Got the GTO running after swapping out the 455 with a 428. Took for about a mile ride and when I got back I noticed smoke coming from the breather. Let it sit for a couple days and took it around the development which is a shorter ride and no smoke. Sat a couple days and went the same route as the first time, about a mile, and it’s smoking again. Did some research and sounds like it’s blow-by from a bad PCV valve, or worn rings. I shook the PCV valve and it rattles. From what I’ve read that’s good. My question is, is there another way to tell if the PCV valve is good or bad other then rattling? Are there better PCV valves then others? Not sure what brand mine is. Lastly, is there anything else besides the PCV valve or worn rings that could be causing this? Guy I bought the engine from said it was rebuilt recently with very low mileage. Said less then 3000. I kind of question that but it does look fairly new. Had him run it on his stand for about 20-30 minuets without any issues. It’s a 68 block rebuilt to stock he said.


----------



## deanhickey (Apr 6, 2015)

I would start by replacing the PCV valve, as they are inexpensive. If that is doesn't work on to a compression test. There are more knowledgeable people here than myself who are able to give better advise. How much oil pressure do you have on the engine and this may seem like a silly question but how much oil is in the engine? overfilling may be something to look at. good luck.


----------



## BearGFR (Aug 25, 2008)

Do you have both parts of the PCV system installed and working? The hose with the valve attached is only half of the system. The other half should be a tube/hose from one of the rocker covers that usually attaches to the air cleaner and has a filter at that point.

Like in the attached diagram.


Bear


----------



## Ohio66GTO (May 19, 2014)

Thanks for the reply’s guys. I checked the oil level and it was right where it should be. Replaced the PCV valve and it still smokes.
I looked at your picture and I don’t have the hose that goes to the air cleaner. I probably should’ve been more specific when I said rebuilt to stock. What I meant by that was crank,cam. Basically the internals. It doesn’t have a stock air cleaner. The intake is an Edelbrock Torker 2 with a Weber 750 carb. Not sure if it not being stock changes your thinking with that diagram. There is a breather on the passenger side valve cover and the oil filler cap on the drivers side is vented. Here are pictures of how the PCV valve is attached and the breathers on the valve covers. Also a picture of the air cleaner I’m using.
Oil pressure @Startup @idle is 60psi
Oil pressure @180 degrees @idle is 40 psi
Oil pressure @2500-3000 rpm is 65psi


----------



## My65goat (Jul 26, 2017)

Get a leak down tester. It will show if you have bad rings.

A leak down test is one of the most definitive tests. 
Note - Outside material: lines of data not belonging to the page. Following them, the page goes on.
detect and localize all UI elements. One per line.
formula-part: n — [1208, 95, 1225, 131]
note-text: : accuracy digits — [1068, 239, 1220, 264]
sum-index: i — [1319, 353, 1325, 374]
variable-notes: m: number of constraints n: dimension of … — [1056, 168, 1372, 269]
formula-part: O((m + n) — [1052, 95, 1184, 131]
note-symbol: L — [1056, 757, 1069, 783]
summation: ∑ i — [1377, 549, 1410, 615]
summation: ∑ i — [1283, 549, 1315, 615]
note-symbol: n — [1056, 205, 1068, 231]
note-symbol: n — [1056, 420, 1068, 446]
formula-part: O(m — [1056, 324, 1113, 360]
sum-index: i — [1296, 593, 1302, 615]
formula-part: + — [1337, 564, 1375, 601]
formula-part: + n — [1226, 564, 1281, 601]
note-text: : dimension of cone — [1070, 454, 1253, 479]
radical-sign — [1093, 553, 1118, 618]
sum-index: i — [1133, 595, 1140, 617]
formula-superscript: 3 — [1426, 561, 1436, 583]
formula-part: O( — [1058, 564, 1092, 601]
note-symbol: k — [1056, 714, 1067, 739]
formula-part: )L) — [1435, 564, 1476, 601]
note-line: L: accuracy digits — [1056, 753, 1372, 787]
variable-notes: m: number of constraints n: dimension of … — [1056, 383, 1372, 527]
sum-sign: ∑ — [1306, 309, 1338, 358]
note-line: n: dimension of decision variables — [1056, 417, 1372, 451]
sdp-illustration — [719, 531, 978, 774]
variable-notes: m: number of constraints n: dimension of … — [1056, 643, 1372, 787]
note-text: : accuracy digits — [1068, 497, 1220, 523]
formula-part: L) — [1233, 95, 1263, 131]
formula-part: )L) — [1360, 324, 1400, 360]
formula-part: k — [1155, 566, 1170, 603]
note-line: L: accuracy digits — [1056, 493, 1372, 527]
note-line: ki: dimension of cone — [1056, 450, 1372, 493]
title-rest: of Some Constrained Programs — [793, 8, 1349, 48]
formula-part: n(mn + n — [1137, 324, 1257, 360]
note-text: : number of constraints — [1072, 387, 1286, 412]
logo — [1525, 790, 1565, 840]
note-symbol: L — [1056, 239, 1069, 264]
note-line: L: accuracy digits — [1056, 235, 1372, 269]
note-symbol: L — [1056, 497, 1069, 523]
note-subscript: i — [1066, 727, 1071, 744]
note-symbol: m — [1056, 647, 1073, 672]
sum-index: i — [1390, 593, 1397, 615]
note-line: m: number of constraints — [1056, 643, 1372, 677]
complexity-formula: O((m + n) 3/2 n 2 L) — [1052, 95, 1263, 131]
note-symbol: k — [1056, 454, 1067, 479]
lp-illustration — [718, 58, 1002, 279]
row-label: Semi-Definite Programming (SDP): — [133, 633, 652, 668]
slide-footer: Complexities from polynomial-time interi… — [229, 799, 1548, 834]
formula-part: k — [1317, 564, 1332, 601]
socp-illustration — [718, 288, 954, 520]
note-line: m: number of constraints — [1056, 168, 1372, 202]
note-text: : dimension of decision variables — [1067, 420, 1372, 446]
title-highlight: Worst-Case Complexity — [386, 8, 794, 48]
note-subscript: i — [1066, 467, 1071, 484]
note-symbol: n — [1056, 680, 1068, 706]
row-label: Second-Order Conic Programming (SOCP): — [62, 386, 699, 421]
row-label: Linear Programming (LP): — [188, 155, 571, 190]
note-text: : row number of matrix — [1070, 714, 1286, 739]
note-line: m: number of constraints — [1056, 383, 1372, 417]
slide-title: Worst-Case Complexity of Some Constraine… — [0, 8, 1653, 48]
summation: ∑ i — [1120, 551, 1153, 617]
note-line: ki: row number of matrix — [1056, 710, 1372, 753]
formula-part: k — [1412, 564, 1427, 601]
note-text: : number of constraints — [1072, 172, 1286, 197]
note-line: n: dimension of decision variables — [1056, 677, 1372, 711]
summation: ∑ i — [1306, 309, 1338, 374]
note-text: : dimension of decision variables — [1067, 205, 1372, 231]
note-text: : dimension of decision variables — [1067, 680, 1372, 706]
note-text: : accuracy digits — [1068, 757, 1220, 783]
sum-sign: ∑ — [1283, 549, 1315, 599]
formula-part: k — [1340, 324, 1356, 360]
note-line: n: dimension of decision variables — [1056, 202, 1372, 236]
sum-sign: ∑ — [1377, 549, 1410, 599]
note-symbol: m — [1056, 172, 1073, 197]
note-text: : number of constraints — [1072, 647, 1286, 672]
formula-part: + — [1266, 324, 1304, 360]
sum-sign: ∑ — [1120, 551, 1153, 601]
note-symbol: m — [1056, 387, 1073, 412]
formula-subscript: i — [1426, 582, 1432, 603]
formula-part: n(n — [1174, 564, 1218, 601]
Good luck, hopefully it's not a internal problem. ..


----------



## geeteeohguy (Feb 2, 2008)

My65goat said:


> Get a leak down tester. It will show if you have bad rings.
> 
> A leak down test is one of the most definitive tests.
> 
> Good luck, hopefully it's not a internal problem. ..


This^^^. The only accurate way of determining internal engine condition. If you have more than 25% leakdown, and the air is coming from the breathers, it's piston ring wear/fitment.


----------